In the past five decades, a variety of quantitative analysis techniques have been developed. Some require special electrodes as in single-fiber or macro EMG techniques. In this chapter, we will limit our discussion to EMG quantification by the concentric and monopolar needle electrodes used for the routine EMG examination. We will also review some techniques of motor unit number estimation that complement the routine needle electrode analysis.

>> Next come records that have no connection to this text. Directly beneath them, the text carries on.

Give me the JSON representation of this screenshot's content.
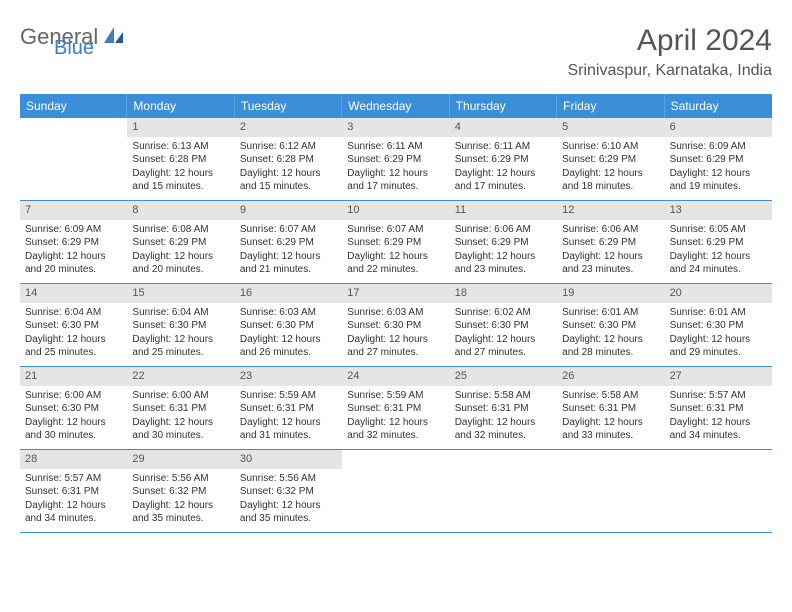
{
  "logo": {
    "part1": "General",
    "part2": "Blue"
  },
  "title": "April 2024",
  "location": "Srinivaspur, Karnataka, India",
  "colors": {
    "header_bg": "#3a8fd8",
    "header_text": "#ffffff",
    "daynum_bg": "#e5e5e5",
    "divider": "#3a8fd8",
    "body_text": "#333333",
    "logo_accent": "#3a7fc4"
  },
  "day_names": [
    "Sunday",
    "Monday",
    "Tuesday",
    "Wednesday",
    "Thursday",
    "Friday",
    "Saturday"
  ],
  "weeks": [
    [
      {
        "n": "",
        "sr": "",
        "ss": "",
        "dl": "",
        "empty": true
      },
      {
        "n": "1",
        "sr": "Sunrise: 6:13 AM",
        "ss": "Sunset: 6:28 PM",
        "dl": "Daylight: 12 hours and 15 minutes."
      },
      {
        "n": "2",
        "sr": "Sunrise: 6:12 AM",
        "ss": "Sunset: 6:28 PM",
        "dl": "Daylight: 12 hours and 15 minutes."
      },
      {
        "n": "3",
        "sr": "Sunrise: 6:11 AM",
        "ss": "Sunset: 6:29 PM",
        "dl": "Daylight: 12 hours and 17 minutes."
      },
      {
        "n": "4",
        "sr": "Sunrise: 6:11 AM",
        "ss": "Sunset: 6:29 PM",
        "dl": "Daylight: 12 hours and 17 minutes."
      },
      {
        "n": "5",
        "sr": "Sunrise: 6:10 AM",
        "ss": "Sunset: 6:29 PM",
        "dl": "Daylight: 12 hours and 18 minutes."
      },
      {
        "n": "6",
        "sr": "Sunrise: 6:09 AM",
        "ss": "Sunset: 6:29 PM",
        "dl": "Daylight: 12 hours and 19 minutes."
      }
    ],
    [
      {
        "n": "7",
        "sr": "Sunrise: 6:09 AM",
        "ss": "Sunset: 6:29 PM",
        "dl": "Daylight: 12 hours and 20 minutes."
      },
      {
        "n": "8",
        "sr": "Sunrise: 6:08 AM",
        "ss": "Sunset: 6:29 PM",
        "dl": "Daylight: 12 hours and 20 minutes."
      },
      {
        "n": "9",
        "sr": "Sunrise: 6:07 AM",
        "ss": "Sunset: 6:29 PM",
        "dl": "Daylight: 12 hours and 21 minutes."
      },
      {
        "n": "10",
        "sr": "Sunrise: 6:07 AM",
        "ss": "Sunset: 6:29 PM",
        "dl": "Daylight: 12 hours and 22 minutes."
      },
      {
        "n": "11",
        "sr": "Sunrise: 6:06 AM",
        "ss": "Sunset: 6:29 PM",
        "dl": "Daylight: 12 hours and 23 minutes."
      },
      {
        "n": "12",
        "sr": "Sunrise: 6:06 AM",
        "ss": "Sunset: 6:29 PM",
        "dl": "Daylight: 12 hours and 23 minutes."
      },
      {
        "n": "13",
        "sr": "Sunrise: 6:05 AM",
        "ss": "Sunset: 6:29 PM",
        "dl": "Daylight: 12 hours and 24 minutes."
      }
    ],
    [
      {
        "n": "14",
        "sr": "Sunrise: 6:04 AM",
        "ss": "Sunset: 6:30 PM",
        "dl": "Daylight: 12 hours and 25 minutes."
      },
      {
        "n": "15",
        "sr": "Sunrise: 6:04 AM",
        "ss": "Sunset: 6:30 PM",
        "dl": "Daylight: 12 hours and 25 minutes."
      },
      {
        "n": "16",
        "sr": "Sunrise: 6:03 AM",
        "ss": "Sunset: 6:30 PM",
        "dl": "Daylight: 12 hours and 26 minutes."
      },
      {
        "n": "17",
        "sr": "Sunrise: 6:03 AM",
        "ss": "Sunset: 6:30 PM",
        "dl": "Daylight: 12 hours and 27 minutes."
      },
      {
        "n": "18",
        "sr": "Sunrise: 6:02 AM",
        "ss": "Sunset: 6:30 PM",
        "dl": "Daylight: 12 hours and 27 minutes."
      },
      {
        "n": "19",
        "sr": "Sunrise: 6:01 AM",
        "ss": "Sunset: 6:30 PM",
        "dl": "Daylight: 12 hours and 28 minutes."
      },
      {
        "n": "20",
        "sr": "Sunrise: 6:01 AM",
        "ss": "Sunset: 6:30 PM",
        "dl": "Daylight: 12 hours and 29 minutes."
      }
    ],
    [
      {
        "n": "21",
        "sr": "Sunrise: 6:00 AM",
        "ss": "Sunset: 6:30 PM",
        "dl": "Daylight: 12 hours and 30 minutes."
      },
      {
        "n": "22",
        "sr": "Sunrise: 6:00 AM",
        "ss": "Sunset: 6:31 PM",
        "dl": "Daylight: 12 hours and 30 minutes."
      },
      {
        "n": "23",
        "sr": "Sunrise: 5:59 AM",
        "ss": "Sunset: 6:31 PM",
        "dl": "Daylight: 12 hours and 31 minutes."
      },
      {
        "n": "24",
        "sr": "Sunrise: 5:59 AM",
        "ss": "Sunset: 6:31 PM",
        "dl": "Daylight: 12 hours and 32 minutes."
      },
      {
        "n": "25",
        "sr": "Sunrise: 5:58 AM",
        "ss": "Sunset: 6:31 PM",
        "dl": "Daylight: 12 hours and 32 minutes."
      },
      {
        "n": "26",
        "sr": "Sunrise: 5:58 AM",
        "ss": "Sunset: 6:31 PM",
        "dl": "Daylight: 12 hours and 33 minutes."
      },
      {
        "n": "27",
        "sr": "Sunrise: 5:57 AM",
        "ss": "Sunset: 6:31 PM",
        "dl": "Daylight: 12 hours and 34 minutes."
      }
    ],
    [
      {
        "n": "28",
        "sr": "Sunrise: 5:57 AM",
        "ss": "Sunset: 6:31 PM",
        "dl": "Daylight: 12 hours and 34 minutes."
      },
      {
        "n": "29",
        "sr": "Sunrise: 5:56 AM",
        "ss": "Sunset: 6:32 PM",
        "dl": "Daylight: 12 hours and 35 minutes."
      },
      {
        "n": "30",
        "sr": "Sunrise: 5:56 AM",
        "ss": "Sunset: 6:32 PM",
        "dl": "Daylight: 12 hours and 35 minutes."
      },
      {
        "n": "",
        "sr": "",
        "ss": "",
        "dl": "",
        "empty": true
      },
      {
        "n": "",
        "sr": "",
        "ss": "",
        "dl": "",
        "empty": true
      },
      {
        "n": "",
        "sr": "",
        "ss": "",
        "dl": "",
        "empty": true
      },
      {
        "n": "",
        "sr": "",
        "ss": "",
        "dl": "",
        "empty": true
      }
    ]
  ]
}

Digital reproduction of biopotential waveforms for neurophysiological studies

A simple biological signal generator capable of reproducing complex biopotential waveforms is described. It is constructed by a combination of digital and analog circuit components and can be used under different experimental conditions, such as in calibration of biomedical instrumentation systems, or simply as a function generator providing voltage outputs of various waveforms. The biopotential waveform to be generated is sampled at a high frequency and the samples are stored sequentially in a programmable read only memory (PROM). The samples are then fed in the same sequence to a digital-to-analog (D/A) converter and the resulting output is amplified and a DC offset is added. External controls are provided to adjust the DC offset, amplitude and repetition rate of the signal generated. The reproduced voltage signals are stable and superior in quality to those produced by conventional biological signal generators.

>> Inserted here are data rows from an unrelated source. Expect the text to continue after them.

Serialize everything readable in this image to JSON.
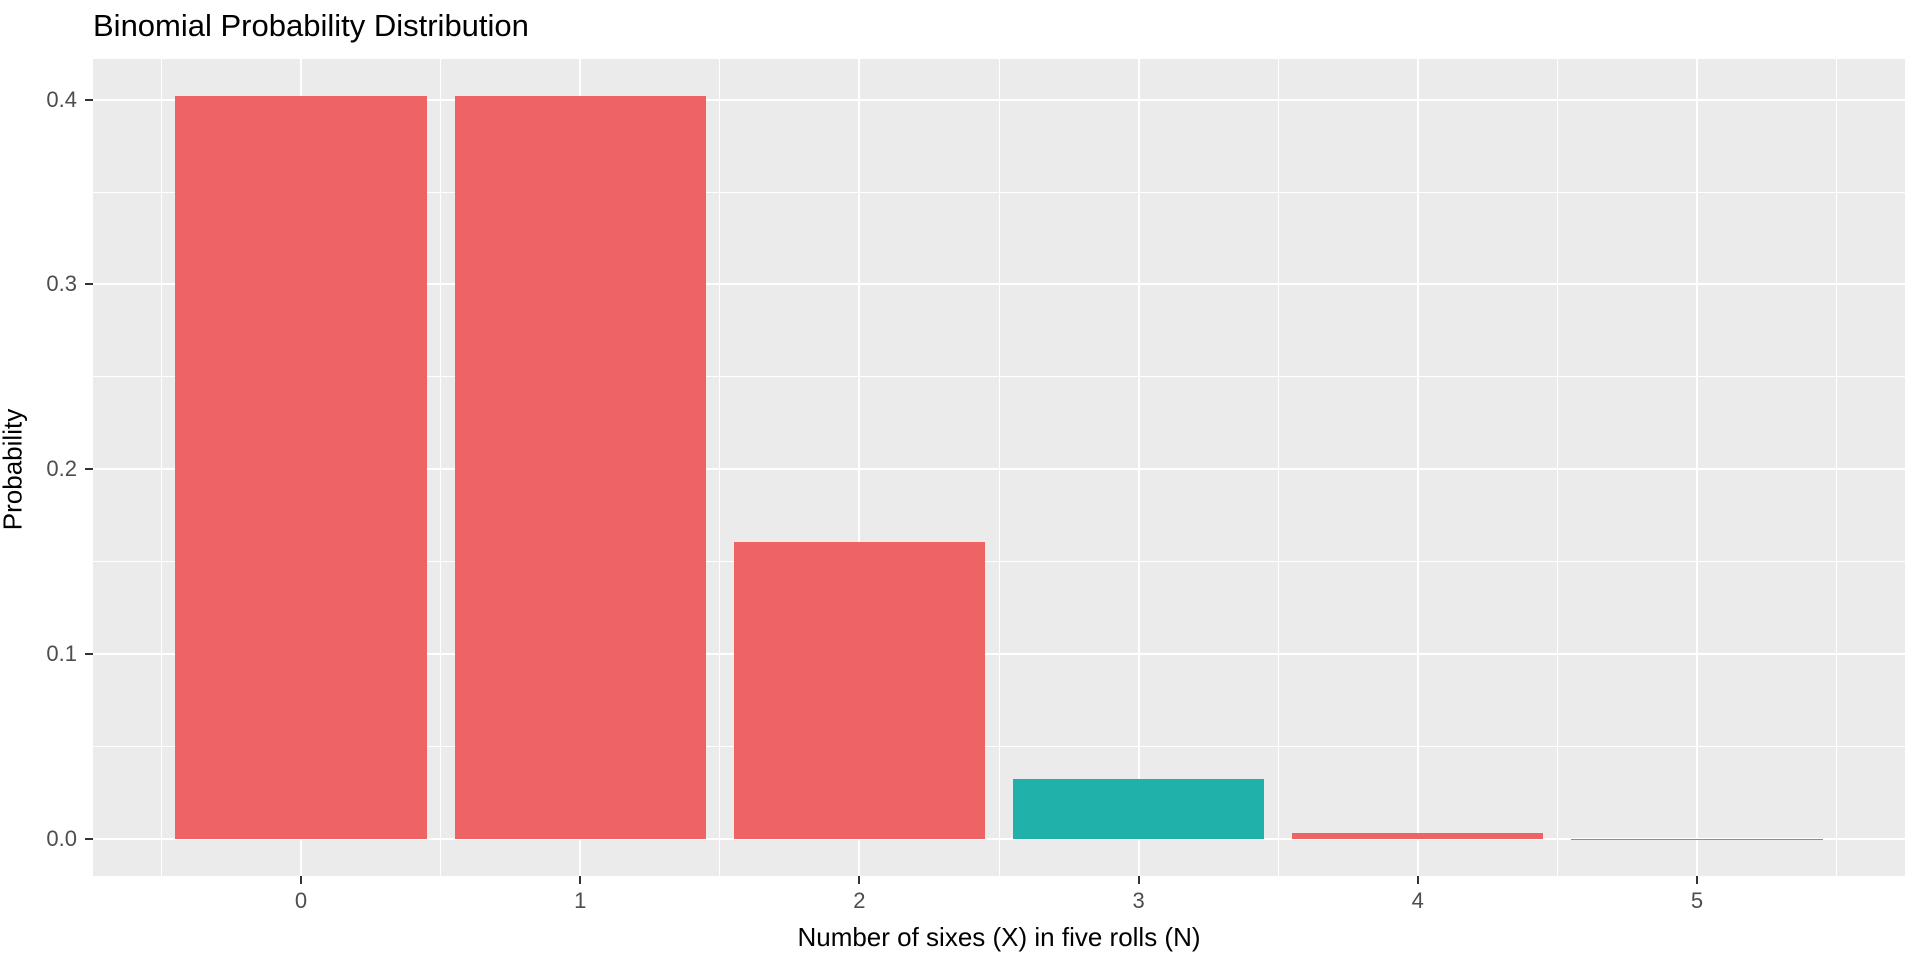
{
  "chart_data": {
    "type": "bar",
    "title": "Binomial Probability Distribution",
    "xlabel": "Number of sixes (X) in five rolls (N)",
    "ylabel": "Probability",
    "x": [
      0,
      1,
      2,
      3,
      4,
      5
    ],
    "values": [
      0.4019,
      0.4019,
      0.1608,
      0.0322,
      0.0032,
      0.0001
    ],
    "bar_width": 0.9,
    "highlight_index": 3,
    "xlim": [
      -0.745,
      5.745
    ],
    "ylim": [
      -0.0201,
      0.422
    ],
    "x_ticks": {
      "values": [
        0,
        1,
        2,
        3,
        4,
        5
      ],
      "labels": [
        "0",
        "1",
        "2",
        "3",
        "4",
        "5"
      ]
    },
    "y_ticks": {
      "values": [
        0,
        0.1,
        0.2,
        0.3,
        0.4
      ],
      "labels": [
        "0.0",
        "0.1",
        "0.2",
        "0.3",
        "0.4"
      ]
    },
    "x_minor": [
      -0.5,
      0.5,
      1.5,
      2.5,
      3.5,
      4.5,
      5.5
    ],
    "y_minor": [
      0.05,
      0.15,
      0.25,
      0.35
    ],
    "grid": true,
    "legend": "none",
    "colors": {
      "bar_default": "#EE6363",
      "bar_highlight": "#20B2AA",
      "panel_background": "#EBEBEB",
      "gridline": "#FFFFFF",
      "tick_label": "#4D4D4D",
      "tick_mark": "#333333",
      "title_text": "#000000"
    }
  }
}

MICROPROCESSOR-BASED JITTER ANALYSIS IN SINGLE FIBER ELECTROMYOGRAPHY

In single fiber electromyographic recordings of action potentials from two muscle fibers belonging to the same motor unit, a variability in the interval between action potentials in successive discharges is observed. This is largely due to variations in transmission time from nerve to muscle. This variability, called “jitter,” is typically expressed as the mean consecutive difference (MCD). Increased jitter has been clinically used to diagnose the defect of neuromuscular transmission that characterizes myasthenia gravis. We have developed a microprocessor-based system that automatically measures the jitter in single fiber EMG. A pulse lasting for the duration of the interpotential interval (IPI) is generated using analog and digital hardware. A microprocessor system based on INTEL 8080 is employed to measure IPI in groups of 20 and up to 10 groups in a single run. Elementary statistical analysis is performed and the results are displayed on a CRT and a monitor scope. The hardware preprocessing of the signal makes it feasible to measure jitter with precision up to one microsecond. Complete control of data acquisition and processing is available through software commands.